Respondents to the “Gender and Leadership in the PC(USA)” study reported other factors, besides gender, come into play when it comes to discrimination, including age, race, theological orientation, parental status and even height.

Beth Utley, who graduated from seminary at age 56, says there is no doubt in her mind that both gender and age worked against her as she pursued a call, even though she brought with her Masters of Divinity 25 years of experience as the director of Christian education.

She recalls, “A woman from a pastoral nominating committee in Virginia told me that I was on top of the list as far as preaching goes, but the church wanted a young man with a family.” Utley waited three and a half years to be called as a solo pastor to The First Presbyterian Church of Stroudsburg, in Pennsylvania.

Pet-lamb to shepherds

There is much work to do and even the “pet lamb” approach to women in ordained ministry still has a cultural stronghold in some churches, but women have proven to be worthy shepherds, feeding and leading their flocks. They continue to transform the church through leadership and the nurture of spiritual life, often in solo pastorates.

Cannon once said: “What we need to be free is right here in this religion. It just hasn’t been unleashed, and that’s our job as liberating liberation theologians: to get the good news of the gospel, to set the captives free.”

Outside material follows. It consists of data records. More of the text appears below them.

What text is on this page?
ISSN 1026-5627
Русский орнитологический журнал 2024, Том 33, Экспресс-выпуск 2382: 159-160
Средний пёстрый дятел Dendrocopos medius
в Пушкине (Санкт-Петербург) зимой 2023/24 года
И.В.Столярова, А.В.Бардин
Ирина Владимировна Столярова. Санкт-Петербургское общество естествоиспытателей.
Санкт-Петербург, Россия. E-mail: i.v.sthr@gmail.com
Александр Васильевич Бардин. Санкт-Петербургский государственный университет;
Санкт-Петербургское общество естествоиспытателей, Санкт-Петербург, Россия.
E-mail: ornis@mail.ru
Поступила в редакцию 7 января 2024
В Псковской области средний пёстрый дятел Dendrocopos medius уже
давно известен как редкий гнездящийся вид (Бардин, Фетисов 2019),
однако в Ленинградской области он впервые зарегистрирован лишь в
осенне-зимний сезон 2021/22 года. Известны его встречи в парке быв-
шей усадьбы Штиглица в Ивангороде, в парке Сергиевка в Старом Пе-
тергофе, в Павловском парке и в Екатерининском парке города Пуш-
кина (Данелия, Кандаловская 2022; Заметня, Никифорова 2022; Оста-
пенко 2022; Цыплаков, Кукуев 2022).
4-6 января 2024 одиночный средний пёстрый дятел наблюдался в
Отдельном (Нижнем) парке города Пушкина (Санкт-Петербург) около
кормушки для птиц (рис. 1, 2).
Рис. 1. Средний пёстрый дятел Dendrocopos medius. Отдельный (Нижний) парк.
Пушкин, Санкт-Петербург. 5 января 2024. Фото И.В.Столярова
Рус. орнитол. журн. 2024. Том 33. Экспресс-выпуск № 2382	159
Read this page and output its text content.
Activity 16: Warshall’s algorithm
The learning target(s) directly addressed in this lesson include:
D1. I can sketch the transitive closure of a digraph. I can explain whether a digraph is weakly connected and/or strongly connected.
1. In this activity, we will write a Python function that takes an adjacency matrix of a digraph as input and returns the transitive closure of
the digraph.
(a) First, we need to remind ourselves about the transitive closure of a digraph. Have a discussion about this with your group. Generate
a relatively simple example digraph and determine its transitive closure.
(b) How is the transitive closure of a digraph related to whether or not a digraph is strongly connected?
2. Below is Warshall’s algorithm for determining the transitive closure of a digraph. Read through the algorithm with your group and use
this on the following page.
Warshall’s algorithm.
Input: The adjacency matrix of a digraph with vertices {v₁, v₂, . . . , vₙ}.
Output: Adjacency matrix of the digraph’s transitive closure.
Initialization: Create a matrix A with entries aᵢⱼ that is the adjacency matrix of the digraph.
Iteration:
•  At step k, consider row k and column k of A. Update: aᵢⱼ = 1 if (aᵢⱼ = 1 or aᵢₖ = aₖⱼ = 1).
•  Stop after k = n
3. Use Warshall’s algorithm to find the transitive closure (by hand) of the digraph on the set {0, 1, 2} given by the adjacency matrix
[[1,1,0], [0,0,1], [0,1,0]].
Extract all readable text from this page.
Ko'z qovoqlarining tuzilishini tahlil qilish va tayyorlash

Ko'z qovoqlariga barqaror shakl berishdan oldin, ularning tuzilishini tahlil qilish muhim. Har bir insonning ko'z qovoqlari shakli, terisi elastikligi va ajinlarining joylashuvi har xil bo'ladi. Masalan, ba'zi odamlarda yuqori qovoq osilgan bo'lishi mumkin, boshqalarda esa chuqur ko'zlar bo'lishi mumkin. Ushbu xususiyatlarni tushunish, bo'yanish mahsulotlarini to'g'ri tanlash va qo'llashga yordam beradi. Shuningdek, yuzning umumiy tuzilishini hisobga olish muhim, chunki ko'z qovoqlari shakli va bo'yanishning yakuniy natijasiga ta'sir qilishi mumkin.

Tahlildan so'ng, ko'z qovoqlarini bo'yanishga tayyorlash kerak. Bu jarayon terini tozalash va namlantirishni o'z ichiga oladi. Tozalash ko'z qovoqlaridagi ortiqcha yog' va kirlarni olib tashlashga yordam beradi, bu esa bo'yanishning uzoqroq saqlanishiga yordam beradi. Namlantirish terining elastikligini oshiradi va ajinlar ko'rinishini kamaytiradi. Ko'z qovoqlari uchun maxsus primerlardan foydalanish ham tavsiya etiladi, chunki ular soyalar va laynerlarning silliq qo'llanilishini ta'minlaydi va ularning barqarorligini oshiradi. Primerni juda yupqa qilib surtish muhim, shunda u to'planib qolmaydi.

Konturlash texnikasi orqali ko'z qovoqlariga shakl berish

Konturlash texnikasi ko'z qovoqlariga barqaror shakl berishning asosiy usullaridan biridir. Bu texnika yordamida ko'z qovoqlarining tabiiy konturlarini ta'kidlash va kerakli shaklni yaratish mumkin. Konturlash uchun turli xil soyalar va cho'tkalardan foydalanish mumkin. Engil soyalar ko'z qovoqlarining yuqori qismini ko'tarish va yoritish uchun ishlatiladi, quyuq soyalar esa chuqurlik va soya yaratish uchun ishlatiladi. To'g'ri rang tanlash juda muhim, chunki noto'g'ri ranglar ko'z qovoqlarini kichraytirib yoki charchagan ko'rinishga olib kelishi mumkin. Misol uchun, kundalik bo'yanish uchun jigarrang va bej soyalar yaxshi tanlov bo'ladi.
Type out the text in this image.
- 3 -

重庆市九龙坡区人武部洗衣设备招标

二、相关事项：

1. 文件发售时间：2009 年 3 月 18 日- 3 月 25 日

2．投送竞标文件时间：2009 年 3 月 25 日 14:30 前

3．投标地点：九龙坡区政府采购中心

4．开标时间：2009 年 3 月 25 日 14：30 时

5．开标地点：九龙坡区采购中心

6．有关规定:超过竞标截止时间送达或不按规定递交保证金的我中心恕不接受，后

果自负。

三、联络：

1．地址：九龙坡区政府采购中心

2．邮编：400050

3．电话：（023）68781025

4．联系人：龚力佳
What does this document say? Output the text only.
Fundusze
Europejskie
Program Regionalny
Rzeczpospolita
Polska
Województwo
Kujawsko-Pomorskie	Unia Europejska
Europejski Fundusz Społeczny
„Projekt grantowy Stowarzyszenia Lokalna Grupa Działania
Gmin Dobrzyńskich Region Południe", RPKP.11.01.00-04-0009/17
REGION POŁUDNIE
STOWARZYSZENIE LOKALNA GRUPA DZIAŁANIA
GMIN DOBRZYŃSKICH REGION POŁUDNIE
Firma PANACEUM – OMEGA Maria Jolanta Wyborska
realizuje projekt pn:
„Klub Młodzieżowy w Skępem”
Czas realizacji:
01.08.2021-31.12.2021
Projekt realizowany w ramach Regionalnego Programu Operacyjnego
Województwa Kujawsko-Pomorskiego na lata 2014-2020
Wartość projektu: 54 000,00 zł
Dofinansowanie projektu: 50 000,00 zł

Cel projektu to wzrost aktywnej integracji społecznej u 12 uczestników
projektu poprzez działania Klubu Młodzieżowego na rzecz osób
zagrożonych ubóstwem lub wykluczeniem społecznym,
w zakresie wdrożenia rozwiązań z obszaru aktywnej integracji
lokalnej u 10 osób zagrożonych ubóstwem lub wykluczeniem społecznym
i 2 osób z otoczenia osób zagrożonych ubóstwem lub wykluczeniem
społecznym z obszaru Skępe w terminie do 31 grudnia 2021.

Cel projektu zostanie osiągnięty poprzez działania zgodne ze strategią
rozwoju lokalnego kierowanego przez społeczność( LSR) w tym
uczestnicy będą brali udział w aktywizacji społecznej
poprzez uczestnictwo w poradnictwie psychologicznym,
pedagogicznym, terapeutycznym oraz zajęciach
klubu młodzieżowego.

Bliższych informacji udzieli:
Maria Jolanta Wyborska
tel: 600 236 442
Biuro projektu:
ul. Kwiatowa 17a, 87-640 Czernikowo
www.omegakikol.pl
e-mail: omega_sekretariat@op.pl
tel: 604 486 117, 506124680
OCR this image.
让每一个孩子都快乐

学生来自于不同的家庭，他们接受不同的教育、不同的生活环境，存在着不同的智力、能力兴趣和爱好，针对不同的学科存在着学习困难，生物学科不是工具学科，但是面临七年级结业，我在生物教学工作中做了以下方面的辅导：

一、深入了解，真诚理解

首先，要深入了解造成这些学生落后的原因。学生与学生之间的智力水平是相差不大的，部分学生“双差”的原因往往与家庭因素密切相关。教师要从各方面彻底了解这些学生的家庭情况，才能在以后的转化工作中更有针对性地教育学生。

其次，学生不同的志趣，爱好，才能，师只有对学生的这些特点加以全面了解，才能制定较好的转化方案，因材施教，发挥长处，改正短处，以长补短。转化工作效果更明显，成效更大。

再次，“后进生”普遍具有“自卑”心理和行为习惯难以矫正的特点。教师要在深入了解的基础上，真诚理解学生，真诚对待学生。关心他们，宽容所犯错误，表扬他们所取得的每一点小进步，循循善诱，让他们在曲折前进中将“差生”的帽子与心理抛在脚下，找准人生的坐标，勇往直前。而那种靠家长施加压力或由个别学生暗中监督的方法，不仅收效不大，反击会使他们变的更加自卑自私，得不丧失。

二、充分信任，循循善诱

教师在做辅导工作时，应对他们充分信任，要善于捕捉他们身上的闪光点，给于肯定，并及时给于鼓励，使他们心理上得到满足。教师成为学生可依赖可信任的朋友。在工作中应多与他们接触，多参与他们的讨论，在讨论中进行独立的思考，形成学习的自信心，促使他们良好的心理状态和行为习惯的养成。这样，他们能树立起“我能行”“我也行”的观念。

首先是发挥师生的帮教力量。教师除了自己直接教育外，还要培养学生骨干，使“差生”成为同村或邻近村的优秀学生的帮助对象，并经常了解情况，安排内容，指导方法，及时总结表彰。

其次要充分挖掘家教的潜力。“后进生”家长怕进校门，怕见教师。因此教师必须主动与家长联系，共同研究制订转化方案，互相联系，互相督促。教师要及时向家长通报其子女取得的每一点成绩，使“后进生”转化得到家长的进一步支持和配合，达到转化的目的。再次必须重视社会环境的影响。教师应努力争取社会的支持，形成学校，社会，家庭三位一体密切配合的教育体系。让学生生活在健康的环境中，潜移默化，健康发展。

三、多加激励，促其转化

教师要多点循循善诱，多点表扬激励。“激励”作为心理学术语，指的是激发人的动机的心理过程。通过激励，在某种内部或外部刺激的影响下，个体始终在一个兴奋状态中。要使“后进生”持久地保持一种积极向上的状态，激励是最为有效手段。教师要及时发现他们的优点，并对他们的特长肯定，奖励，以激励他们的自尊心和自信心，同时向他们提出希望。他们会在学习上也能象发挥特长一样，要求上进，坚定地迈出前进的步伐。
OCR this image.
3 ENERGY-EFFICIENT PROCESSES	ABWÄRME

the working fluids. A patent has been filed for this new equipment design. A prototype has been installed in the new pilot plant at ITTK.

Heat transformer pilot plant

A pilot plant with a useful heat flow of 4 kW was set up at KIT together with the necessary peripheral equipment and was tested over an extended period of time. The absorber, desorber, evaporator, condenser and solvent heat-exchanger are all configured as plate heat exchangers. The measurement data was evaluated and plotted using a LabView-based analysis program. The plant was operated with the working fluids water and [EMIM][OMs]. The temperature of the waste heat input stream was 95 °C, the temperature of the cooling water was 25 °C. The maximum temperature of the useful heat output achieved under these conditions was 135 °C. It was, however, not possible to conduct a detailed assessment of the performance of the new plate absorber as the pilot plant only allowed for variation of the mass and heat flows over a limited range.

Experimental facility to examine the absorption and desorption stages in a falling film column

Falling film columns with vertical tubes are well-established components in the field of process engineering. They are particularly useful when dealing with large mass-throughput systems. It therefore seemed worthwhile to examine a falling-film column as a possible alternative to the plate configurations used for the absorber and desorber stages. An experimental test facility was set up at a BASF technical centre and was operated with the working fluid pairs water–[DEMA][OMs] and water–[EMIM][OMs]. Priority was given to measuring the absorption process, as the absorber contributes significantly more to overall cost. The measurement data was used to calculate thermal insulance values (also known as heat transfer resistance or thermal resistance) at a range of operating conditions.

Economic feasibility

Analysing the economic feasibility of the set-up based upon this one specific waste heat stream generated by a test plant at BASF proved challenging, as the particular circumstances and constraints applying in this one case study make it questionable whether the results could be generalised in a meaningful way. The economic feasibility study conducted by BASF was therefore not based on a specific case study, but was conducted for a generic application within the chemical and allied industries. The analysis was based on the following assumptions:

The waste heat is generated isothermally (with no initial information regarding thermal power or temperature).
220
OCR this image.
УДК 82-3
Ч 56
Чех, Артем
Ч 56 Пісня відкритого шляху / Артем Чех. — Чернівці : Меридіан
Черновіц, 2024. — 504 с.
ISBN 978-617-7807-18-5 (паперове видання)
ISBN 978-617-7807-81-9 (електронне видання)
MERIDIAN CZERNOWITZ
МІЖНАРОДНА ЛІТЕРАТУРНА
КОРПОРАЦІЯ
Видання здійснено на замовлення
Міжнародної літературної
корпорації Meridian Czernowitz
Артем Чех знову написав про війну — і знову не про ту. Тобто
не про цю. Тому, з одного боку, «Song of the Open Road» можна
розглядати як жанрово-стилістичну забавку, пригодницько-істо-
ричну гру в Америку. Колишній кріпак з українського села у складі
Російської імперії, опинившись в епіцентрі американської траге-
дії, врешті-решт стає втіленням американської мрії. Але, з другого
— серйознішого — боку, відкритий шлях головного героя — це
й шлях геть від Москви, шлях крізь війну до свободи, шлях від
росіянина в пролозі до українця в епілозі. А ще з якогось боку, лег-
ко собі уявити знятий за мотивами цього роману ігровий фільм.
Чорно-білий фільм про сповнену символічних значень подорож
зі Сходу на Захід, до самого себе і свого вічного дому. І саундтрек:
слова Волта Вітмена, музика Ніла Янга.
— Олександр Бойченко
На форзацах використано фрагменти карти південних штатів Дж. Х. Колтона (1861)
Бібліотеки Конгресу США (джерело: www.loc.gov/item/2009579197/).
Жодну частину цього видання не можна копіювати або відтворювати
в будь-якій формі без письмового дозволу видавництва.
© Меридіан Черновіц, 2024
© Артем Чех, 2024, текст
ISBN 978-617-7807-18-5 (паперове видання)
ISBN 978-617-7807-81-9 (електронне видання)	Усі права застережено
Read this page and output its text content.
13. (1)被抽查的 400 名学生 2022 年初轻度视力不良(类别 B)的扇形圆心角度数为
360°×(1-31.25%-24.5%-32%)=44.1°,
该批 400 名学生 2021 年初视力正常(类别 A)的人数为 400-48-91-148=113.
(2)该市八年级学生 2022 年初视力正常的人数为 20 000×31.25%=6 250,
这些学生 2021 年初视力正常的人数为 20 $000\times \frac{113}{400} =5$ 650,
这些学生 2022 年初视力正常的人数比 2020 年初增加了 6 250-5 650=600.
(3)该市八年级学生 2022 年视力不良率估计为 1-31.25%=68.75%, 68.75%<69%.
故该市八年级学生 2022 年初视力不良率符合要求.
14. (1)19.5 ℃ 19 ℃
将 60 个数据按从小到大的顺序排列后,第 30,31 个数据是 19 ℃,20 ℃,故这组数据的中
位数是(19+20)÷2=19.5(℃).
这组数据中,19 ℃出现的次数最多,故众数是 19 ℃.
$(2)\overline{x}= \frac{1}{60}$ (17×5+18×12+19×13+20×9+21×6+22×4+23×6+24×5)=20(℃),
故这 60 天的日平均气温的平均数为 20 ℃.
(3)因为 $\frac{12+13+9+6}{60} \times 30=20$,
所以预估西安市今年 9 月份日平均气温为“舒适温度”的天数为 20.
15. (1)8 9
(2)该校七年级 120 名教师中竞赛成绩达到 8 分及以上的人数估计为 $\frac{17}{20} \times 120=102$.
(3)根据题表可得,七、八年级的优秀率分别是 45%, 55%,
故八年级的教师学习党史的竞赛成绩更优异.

As Towner looks back, she reflects: “The most important thing to know about women in ordained ministry is that they are only there because they have been called by God to serve in various capacities. All have been called. It’s something we couldn’t say no to. I’m a great believer in the Holy Spirit who is with us at all junctures in our lives.”

Sherry Blackman, a journalist, poet and author, serves as the pastor of The Presbyterian Church of the Mountain in Delaware Water Gap, Pennsylvania, as well as a truck stop chaplain at the Travel Center of America in Columbia, New Jersey, a validated ministry of Newton Presbytery.